During a blackout, people can expect the loss of water supply and sewerage treatment, the shutdown of telephone and internet services, and petrol and diesel shortages.
Digital platforms, including payment platforms and automatic teller machines, will stop running, and there will be a shortage of hard currency.
There will be chaos on the roads, shops and residents will struggle to keep produce fresh, and food supplies will be impacted. There is also a high risk of looting, vandalism, and public unrest.
“Self-evidently, a blackout is a risk South Africa cannot afford to take,” De Ruyter said. “During the period of a blackout, the country would suffer immense human and economic harm.”
A better solution
De Ruyter said Eskom was working with government departments and National Treasury to find solutions to protect vulnerable facilities and institutions from load-shedding.
However, it is impossible to use a single technological solution to serve the needs of all these facilities.
It is because different configurations and infrastructure are used in distribution networks around the country.
There are also a variety of electricity supply needs of different customers and disparities in the resources that may be available.
“Eskom is, therefore, working with different departments and customers seeking protection from load-shedding,” De Ruyter said.

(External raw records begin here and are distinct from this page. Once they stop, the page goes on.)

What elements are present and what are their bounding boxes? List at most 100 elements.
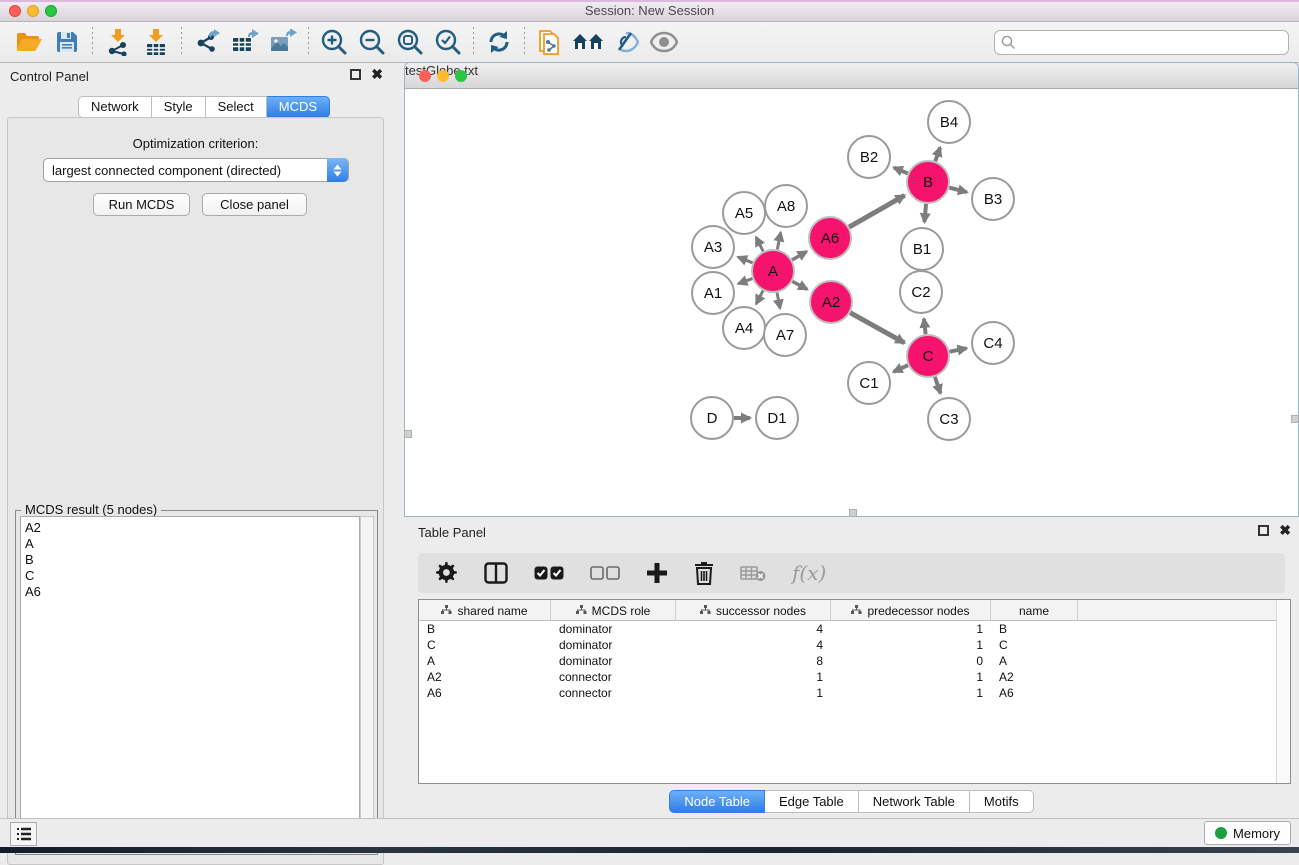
node-A7[interactable]: A7 <box>764 314 806 356</box>
table-cell[interactable]: C <box>419 637 551 653</box>
edge-C-C3[interactable] <box>935 377 941 394</box>
import-table-icon[interactable] <box>137 26 175 58</box>
table-cell[interactable]: A2 <box>991 669 1078 685</box>
edge-C-C1[interactable] <box>894 365 908 372</box>
import-network-icon[interactable] <box>99 26 137 58</box>
column-header-predecessor-nodes[interactable]: predecessor nodes <box>831 600 991 621</box>
table-cell[interactable]: 1 <box>831 669 991 685</box>
table-cell[interactable]: 0 <box>831 653 991 669</box>
select-all-checkboxes-icon[interactable] <box>534 566 564 580</box>
table-cell[interactable]: dominator <box>551 637 676 653</box>
node-B[interactable]: B <box>907 161 949 203</box>
table-cell[interactable]: 1 <box>831 621 991 637</box>
run-mcds-button[interactable]: Run MCDS <box>93 193 190 216</box>
table-cell[interactable]: connector <box>551 685 676 701</box>
network-zoom-button[interactable] <box>455 70 467 82</box>
table-scrollbar[interactable] <box>1276 600 1290 783</box>
node-C3[interactable]: C3 <box>928 398 970 440</box>
table-cell[interactable]: 4 <box>676 621 831 637</box>
function-builder-icon[interactable]: f(x) <box>792 561 826 585</box>
mcds-result-item[interactable]: A2 <box>25 520 359 536</box>
tab-network[interactable]: Network <box>78 96 152 118</box>
node-table[interactable]: shared nameMCDS rolesuccessor nodesprede… <box>418 599 1291 784</box>
node-D1[interactable]: D1 <box>756 397 798 439</box>
close-panel-button[interactable]: Close panel <box>202 193 307 216</box>
node-B1[interactable]: B1 <box>901 228 943 270</box>
float-panel-icon[interactable] <box>350 69 361 80</box>
view-left-scroll-mark[interactable] <box>404 430 412 438</box>
home-view-icon[interactable] <box>569 26 607 58</box>
node-A2[interactable]: A2 <box>810 281 852 323</box>
close-table-panel-icon[interactable]: ✖ <box>1279 525 1291 536</box>
table-row[interactable]: Cdominator41C <box>419 637 1290 653</box>
edge-A-A8[interactable] <box>777 232 780 249</box>
tab-network-table[interactable]: Network Table <box>859 790 970 813</box>
zoom-in-icon[interactable] <box>315 26 353 58</box>
node-A6[interactable]: A6 <box>809 217 851 259</box>
table-cell[interactable]: 4 <box>676 637 831 653</box>
mcds-result-scrollbar[interactable] <box>360 516 374 851</box>
table-cell[interactable]: A6 <box>991 685 1078 701</box>
float-table-panel-icon[interactable] <box>1258 525 1269 536</box>
column-header-name[interactable]: name <box>991 600 1078 621</box>
network-window-titlebar[interactable]: testGlobe.txt <box>405 63 1298 89</box>
zoom-fit-icon[interactable] <box>391 26 429 58</box>
table-cell[interactable]: B <box>991 621 1078 637</box>
zoom-selected-icon[interactable] <box>429 26 467 58</box>
save-session-icon[interactable] <box>48 26 86 58</box>
network-graph[interactable]: AA1A2A3A4A5A6A7A8BB1B2B3B4CC1C2C3C4DD1 <box>406 90 1297 516</box>
table-row[interactable]: Bdominator41B <box>419 621 1290 637</box>
column-header-MCDS-role[interactable]: MCDS role <box>551 600 676 621</box>
edge-B-B1[interactable] <box>924 204 926 222</box>
node-C4[interactable]: C4 <box>972 322 1014 364</box>
table-cell[interactable]: B <box>419 621 551 637</box>
table-cell[interactable]: 8 <box>676 653 831 669</box>
split-columns-icon[interactable] <box>484 562 508 584</box>
node-B3[interactable]: B3 <box>972 178 1014 220</box>
tab-node-table[interactable]: Node Table <box>669 790 765 813</box>
delete-column-trash-icon[interactable] <box>694 561 714 585</box>
table-cell[interactable]: A <box>991 653 1078 669</box>
zoom-out-icon[interactable] <box>353 26 391 58</box>
edge-A-A6[interactable] <box>792 252 807 260</box>
network-close-button[interactable] <box>419 70 431 82</box>
edge-A-A5[interactable] <box>756 237 763 251</box>
export-image-icon[interactable] <box>264 26 302 58</box>
node-A1[interactable]: A1 <box>692 272 734 314</box>
edge-A-A2[interactable] <box>792 281 807 289</box>
table-cell[interactable]: 1 <box>831 637 991 653</box>
table-cell[interactable]: dominator <box>551 621 676 637</box>
table-cell[interactable]: dominator <box>551 653 676 669</box>
node-D[interactable]: D <box>691 397 733 439</box>
task-history-button[interactable] <box>10 822 37 846</box>
mcds-result-list[interactable]: A2ABCA6 <box>20 516 360 851</box>
settings-gear-icon[interactable] <box>436 562 458 584</box>
node-A5[interactable]: A5 <box>723 192 765 234</box>
table-cell[interactable]: 1 <box>676 685 831 701</box>
criterion-select[interactable]: largest connected component (directed) <box>43 158 349 182</box>
column-header-shared-name[interactable]: shared name <box>419 600 551 621</box>
node-A8[interactable]: A8 <box>765 185 807 227</box>
mcds-result-item[interactable]: C <box>25 568 359 584</box>
network-canvas[interactable]: AA1A2A3A4A5A6A7A8BB1B2B3B4CC1C2C3C4DD1 <box>406 90 1297 516</box>
tab-edge-table[interactable]: Edge Table <box>765 790 859 813</box>
delete-table-icon[interactable] <box>740 564 766 582</box>
table-cell[interactable]: 1 <box>676 669 831 685</box>
node-A4[interactable]: A4 <box>723 307 765 349</box>
view-bottom-scroll-mark[interactable] <box>849 509 857 517</box>
tab-motifs[interactable]: Motifs <box>970 790 1034 813</box>
edge-C-C4[interactable] <box>950 348 967 351</box>
node-C2[interactable]: C2 <box>900 271 942 313</box>
export-table-icon[interactable] <box>226 26 264 58</box>
table-cell[interactable]: connector <box>551 669 676 685</box>
table-cell[interactable]: C <box>991 637 1078 653</box>
close-panel-icon[interactable]: ✖ <box>371 69 383 80</box>
tab-style[interactable]: Style <box>152 96 206 118</box>
node-C[interactable]: C <box>907 335 949 377</box>
new-network-icon[interactable] <box>531 26 569 58</box>
edge-B-B3[interactable] <box>949 188 967 193</box>
network-minimize-button[interactable] <box>437 70 449 82</box>
node-C1[interactable]: C1 <box>848 362 890 404</box>
add-column-icon[interactable] <box>646 562 668 584</box>
column-header-successor-nodes[interactable]: successor nodes <box>676 600 831 621</box>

The power utility is working with public hospitals, agri-food producers, and other customers to assess their needs and determine the optimal solutions on a case-by-case basis.

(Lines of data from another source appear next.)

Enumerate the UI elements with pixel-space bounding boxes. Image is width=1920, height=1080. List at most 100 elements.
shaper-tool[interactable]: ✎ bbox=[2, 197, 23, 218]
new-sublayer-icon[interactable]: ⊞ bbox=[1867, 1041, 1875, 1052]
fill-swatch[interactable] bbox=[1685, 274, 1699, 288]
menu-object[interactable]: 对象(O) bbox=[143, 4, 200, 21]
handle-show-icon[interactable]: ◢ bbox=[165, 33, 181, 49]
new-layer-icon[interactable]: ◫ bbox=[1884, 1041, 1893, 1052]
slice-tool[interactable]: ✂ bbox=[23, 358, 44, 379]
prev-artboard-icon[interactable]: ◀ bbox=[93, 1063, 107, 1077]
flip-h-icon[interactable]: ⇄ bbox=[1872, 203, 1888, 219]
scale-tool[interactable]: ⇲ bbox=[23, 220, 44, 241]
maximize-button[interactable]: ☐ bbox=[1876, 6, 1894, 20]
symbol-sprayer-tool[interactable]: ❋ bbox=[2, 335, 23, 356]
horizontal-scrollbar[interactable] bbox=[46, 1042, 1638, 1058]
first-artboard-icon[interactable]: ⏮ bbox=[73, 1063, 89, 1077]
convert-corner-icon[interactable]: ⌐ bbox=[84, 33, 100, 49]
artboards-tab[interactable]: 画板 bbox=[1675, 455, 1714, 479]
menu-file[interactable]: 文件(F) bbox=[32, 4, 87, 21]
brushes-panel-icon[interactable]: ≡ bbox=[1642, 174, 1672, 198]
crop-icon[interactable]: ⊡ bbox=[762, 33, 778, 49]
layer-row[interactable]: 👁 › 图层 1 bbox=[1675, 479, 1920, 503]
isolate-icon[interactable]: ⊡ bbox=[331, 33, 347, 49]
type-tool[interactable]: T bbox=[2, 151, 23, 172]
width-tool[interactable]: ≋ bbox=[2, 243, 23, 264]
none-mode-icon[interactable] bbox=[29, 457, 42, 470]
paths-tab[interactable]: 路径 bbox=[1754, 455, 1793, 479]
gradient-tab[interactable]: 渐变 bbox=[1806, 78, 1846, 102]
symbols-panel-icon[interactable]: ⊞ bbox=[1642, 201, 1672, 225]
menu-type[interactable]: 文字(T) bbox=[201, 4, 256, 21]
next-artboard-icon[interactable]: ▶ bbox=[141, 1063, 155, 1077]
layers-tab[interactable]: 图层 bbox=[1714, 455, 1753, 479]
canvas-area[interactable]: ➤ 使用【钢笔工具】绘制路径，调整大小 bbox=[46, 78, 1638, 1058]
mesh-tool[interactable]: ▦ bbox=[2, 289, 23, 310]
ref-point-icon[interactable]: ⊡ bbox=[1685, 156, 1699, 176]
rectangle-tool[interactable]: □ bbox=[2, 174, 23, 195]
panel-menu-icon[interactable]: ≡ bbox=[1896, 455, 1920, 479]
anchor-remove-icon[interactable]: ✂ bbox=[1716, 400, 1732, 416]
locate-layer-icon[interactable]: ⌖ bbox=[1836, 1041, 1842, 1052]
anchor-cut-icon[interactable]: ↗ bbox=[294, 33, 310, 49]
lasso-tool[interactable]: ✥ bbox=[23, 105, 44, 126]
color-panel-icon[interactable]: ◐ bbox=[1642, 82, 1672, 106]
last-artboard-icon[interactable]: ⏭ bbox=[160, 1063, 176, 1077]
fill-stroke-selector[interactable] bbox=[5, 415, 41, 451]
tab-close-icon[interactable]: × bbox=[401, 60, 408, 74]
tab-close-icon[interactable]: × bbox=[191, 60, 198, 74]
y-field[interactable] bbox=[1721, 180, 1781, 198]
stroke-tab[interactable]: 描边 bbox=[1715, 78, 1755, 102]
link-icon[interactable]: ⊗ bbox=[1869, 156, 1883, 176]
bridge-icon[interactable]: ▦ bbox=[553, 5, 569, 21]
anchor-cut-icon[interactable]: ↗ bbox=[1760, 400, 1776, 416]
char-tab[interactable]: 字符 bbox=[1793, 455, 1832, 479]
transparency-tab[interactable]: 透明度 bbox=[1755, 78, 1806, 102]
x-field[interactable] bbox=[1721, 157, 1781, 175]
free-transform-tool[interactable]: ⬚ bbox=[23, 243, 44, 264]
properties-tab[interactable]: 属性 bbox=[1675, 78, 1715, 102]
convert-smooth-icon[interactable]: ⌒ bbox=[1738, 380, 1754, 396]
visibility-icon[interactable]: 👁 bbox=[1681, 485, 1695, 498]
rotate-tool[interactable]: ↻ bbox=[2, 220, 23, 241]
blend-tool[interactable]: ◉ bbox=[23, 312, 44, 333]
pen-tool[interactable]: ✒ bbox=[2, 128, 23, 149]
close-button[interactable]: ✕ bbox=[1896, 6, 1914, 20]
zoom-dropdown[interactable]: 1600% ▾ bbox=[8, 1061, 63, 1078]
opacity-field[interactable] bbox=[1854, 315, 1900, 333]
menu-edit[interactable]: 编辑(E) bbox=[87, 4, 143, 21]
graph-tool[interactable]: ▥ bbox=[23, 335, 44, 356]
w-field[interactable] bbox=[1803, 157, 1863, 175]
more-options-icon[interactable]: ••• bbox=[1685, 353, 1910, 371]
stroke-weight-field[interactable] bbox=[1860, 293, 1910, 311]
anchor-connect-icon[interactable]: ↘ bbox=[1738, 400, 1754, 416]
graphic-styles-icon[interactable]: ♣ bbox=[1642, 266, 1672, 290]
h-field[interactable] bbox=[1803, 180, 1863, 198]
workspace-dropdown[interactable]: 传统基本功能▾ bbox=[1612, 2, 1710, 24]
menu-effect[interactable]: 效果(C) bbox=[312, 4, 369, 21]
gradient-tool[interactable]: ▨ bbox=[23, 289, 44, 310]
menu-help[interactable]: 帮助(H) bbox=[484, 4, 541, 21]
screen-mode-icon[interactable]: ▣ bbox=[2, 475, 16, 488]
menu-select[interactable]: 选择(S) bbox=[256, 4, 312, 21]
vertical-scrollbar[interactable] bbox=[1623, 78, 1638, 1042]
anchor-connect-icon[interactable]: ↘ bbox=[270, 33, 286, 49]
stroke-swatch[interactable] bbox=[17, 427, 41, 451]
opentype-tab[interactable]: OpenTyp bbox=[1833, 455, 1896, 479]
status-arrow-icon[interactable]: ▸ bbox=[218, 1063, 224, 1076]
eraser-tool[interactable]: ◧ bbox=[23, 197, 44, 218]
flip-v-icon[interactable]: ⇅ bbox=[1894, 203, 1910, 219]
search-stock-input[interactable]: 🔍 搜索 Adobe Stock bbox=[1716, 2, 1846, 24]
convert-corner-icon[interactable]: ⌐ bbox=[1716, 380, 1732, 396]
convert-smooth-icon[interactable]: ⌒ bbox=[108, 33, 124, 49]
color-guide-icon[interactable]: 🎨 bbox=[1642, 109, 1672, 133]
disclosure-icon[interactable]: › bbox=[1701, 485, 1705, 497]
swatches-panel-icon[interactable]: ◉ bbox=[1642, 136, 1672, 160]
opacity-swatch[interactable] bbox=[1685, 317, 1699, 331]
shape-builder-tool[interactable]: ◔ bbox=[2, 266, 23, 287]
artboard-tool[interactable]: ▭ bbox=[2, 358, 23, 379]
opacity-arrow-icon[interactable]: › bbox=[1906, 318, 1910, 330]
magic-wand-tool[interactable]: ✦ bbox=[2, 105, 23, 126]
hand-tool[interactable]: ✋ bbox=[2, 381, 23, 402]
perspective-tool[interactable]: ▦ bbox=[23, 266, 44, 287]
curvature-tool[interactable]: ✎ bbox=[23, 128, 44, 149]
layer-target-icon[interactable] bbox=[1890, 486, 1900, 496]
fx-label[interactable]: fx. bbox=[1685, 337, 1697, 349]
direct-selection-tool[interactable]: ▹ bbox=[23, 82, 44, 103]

This is done “while keeping in mind the overall duty to ensure that any exemptions granted are done rationally, equitably, and without compromising the integrity of the grid overall”.
De Ruyter’s proposal aligns with the applicants’ alternative to order the government to implement measures to ensure that these sectors will have electricity during load shedding.
Localised backup solutions, like solar power and battery backup, will remove the risk of a blackout and provide electricity security during load-shedding.